Below is the second part in a two-part Q&A series from our interview with Mark Roellig, chief technology and administrative officer of MassMutual. In the final half of the interview, ACC Docket Editor in Chief Tiffani Alexander asks Mark about how his career has evolved in tandem with technology.

Read the first part of his interview here. For more of Mark's career advice, read his essay "Lessons Learned Over My 45 Years of Working."

The evolution of a career

Mark RoelligACC: Speaking of your new opportunity at MassMutual, tell us a little about your current role as chief technology and administrative officer.
Mark: The way it came about, I was having a conversation with our CEO, Roger Crandall, about what I’ve done here and what my future is at MassMutual. I have been general counsel for a little over 11 years here, and my view is that I’ve developed several strong potential successors and have probably done all I can do in the legal space. It’s time for somebody with new perspectives to take that role and the department to the next level. Probably a week or so after that conversation, he came back to me and said, “Mark, I think I might have an opportunity for you that may challenge you a little, and add value to the business — would you be interested?” I said, “Yes.” I think change is good, and I think that being in new positions is good for both the enterprise and the individual.

ACC: How has your role as general counsel prepared you for your new position?
Mark: There are a few key things that are of value to me, having been general counsel at four companies now, and doing so for approximately 20 years: Leadership skills is number one; number two, business skills; and lastly, having the strategic skills to understand where the enterprise is going. Therefore, whatever organization I’m responsible for — whether it’s law, or the administrative or technology teams — the question is how do I ensure that we are using that organization to advance the business strategy? Those three are the key skills I’ve picked up along the way. If you asked me my core competencies now, I would not say being a technical lawyer. Today, I would say my core competency is that I know how to lead large administrative and service organizations that are aligned with — and can advance — the business.
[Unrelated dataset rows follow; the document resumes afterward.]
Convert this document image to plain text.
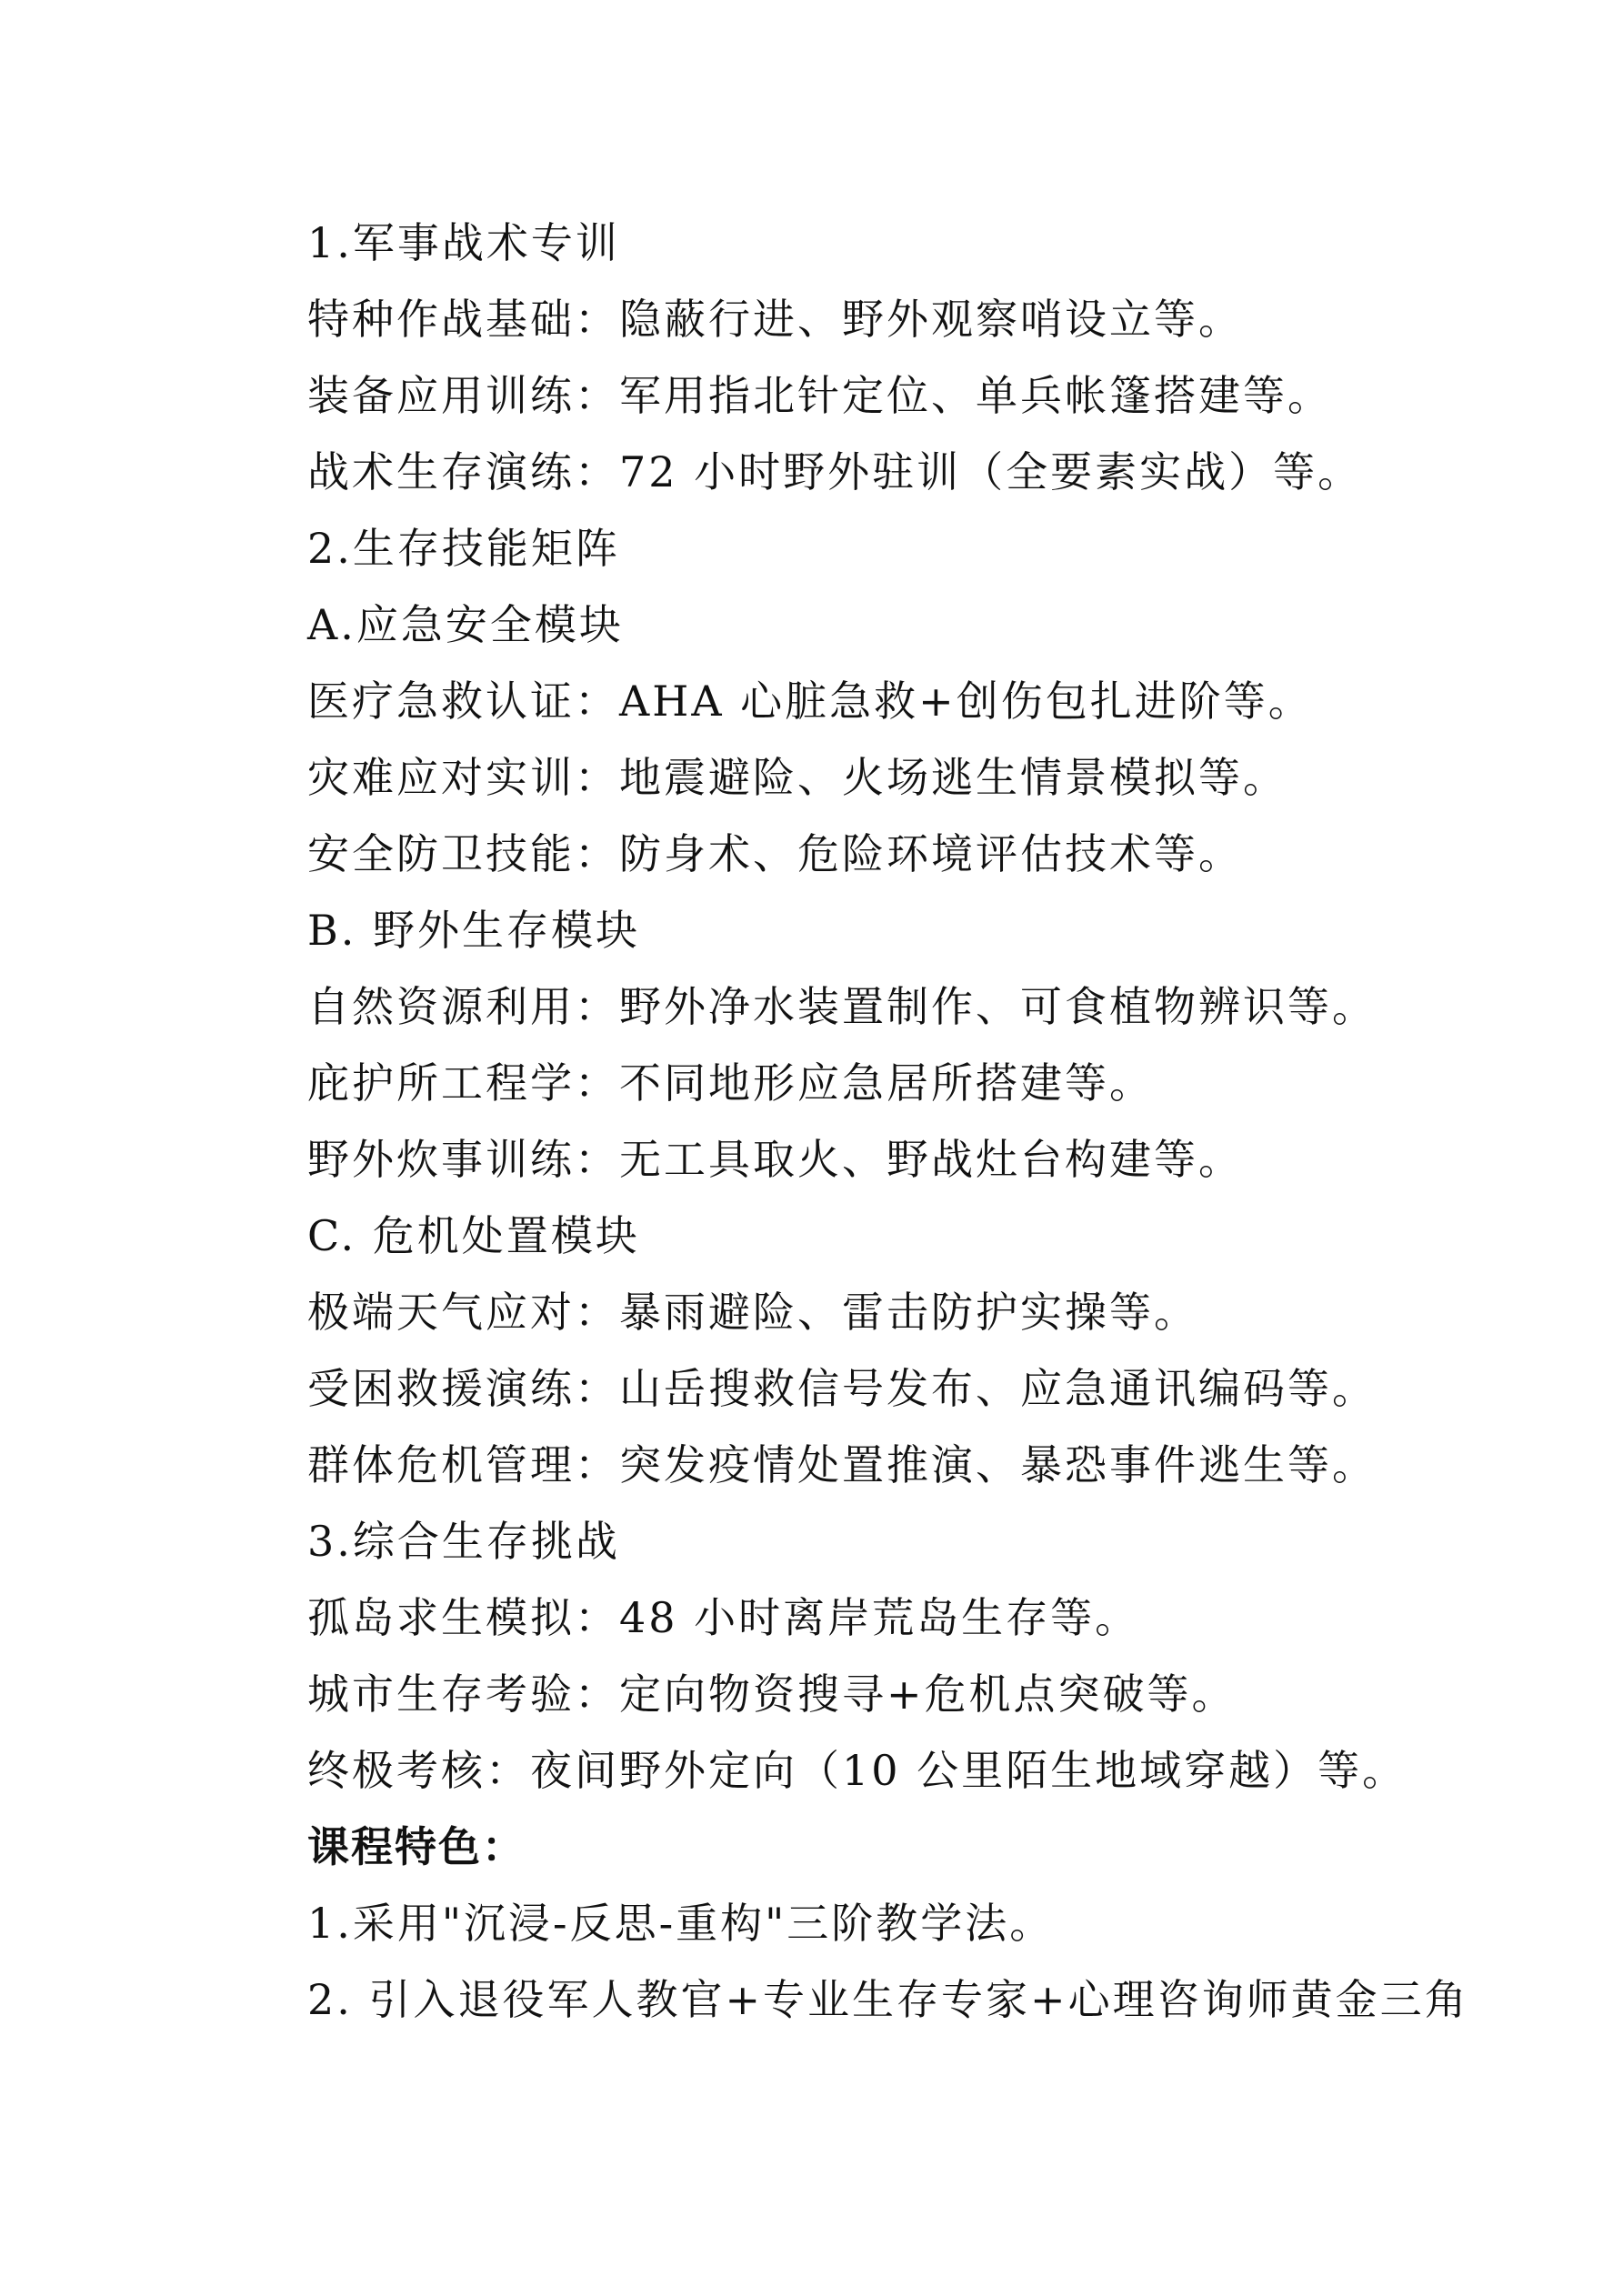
1.军事战术专训
特种作战基础：隐蔽行进、野外观察哨设立等。
装备应用训练：军用指北针定位、单兵帐篷搭建等。
战术生存演练：72 小时野外驻训（全要素实战）等。
2.生存技能矩阵
A.应急安全模块
医疗急救认证：AHA 心脏急救+创伤包扎进阶等。
灾难应对实训：地震避险、火场逃生情景模拟等。
安全防卫技能：防身术、危险环境评估技术等。
B. 野外生存模块
自然资源利用：野外净水装置制作、可食植物辨识等。
庇护所工程学：不同地形应急居所搭建等。
野外炊事训练：无工具取火、野战灶台构建等。
C. 危机处置模块
极端天气应对：暴雨避险、雷击防护实操等。
受困救援演练：山岳搜救信号发布、应急通讯编码等。
群体危机管理：突发疫情处置推演、暴恐事件逃生等。
3.综合生存挑战
孤岛求生模拟：48 小时离岸荒岛生存等。
城市生存考验：定向物资搜寻+危机点突破等。
终极考核：夜间野外定向（10 公里陌生地域穿越）等。
课程特色：
1.采用"沉浸-反思-重构"三阶教学法。
2. 引入退役军人教官+专业生存专家+心理咨询师黄金三角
ACC: With that in mind, what about this new position excites you the most? And on the flipside, what’s causing a little bit of angst or anxiety?
Mark: There are two sides to the same point: What excites me the most, and it’s the reason why when I talked to my CEO I was happy and excited to do this, is that I very much like to learn. I like to be in areas where, hopefully, I can be innovative, creative, bring a new perspective, and add significant value. Being in new areas and being uncomfortable causes me to learn, think, and be on my edge.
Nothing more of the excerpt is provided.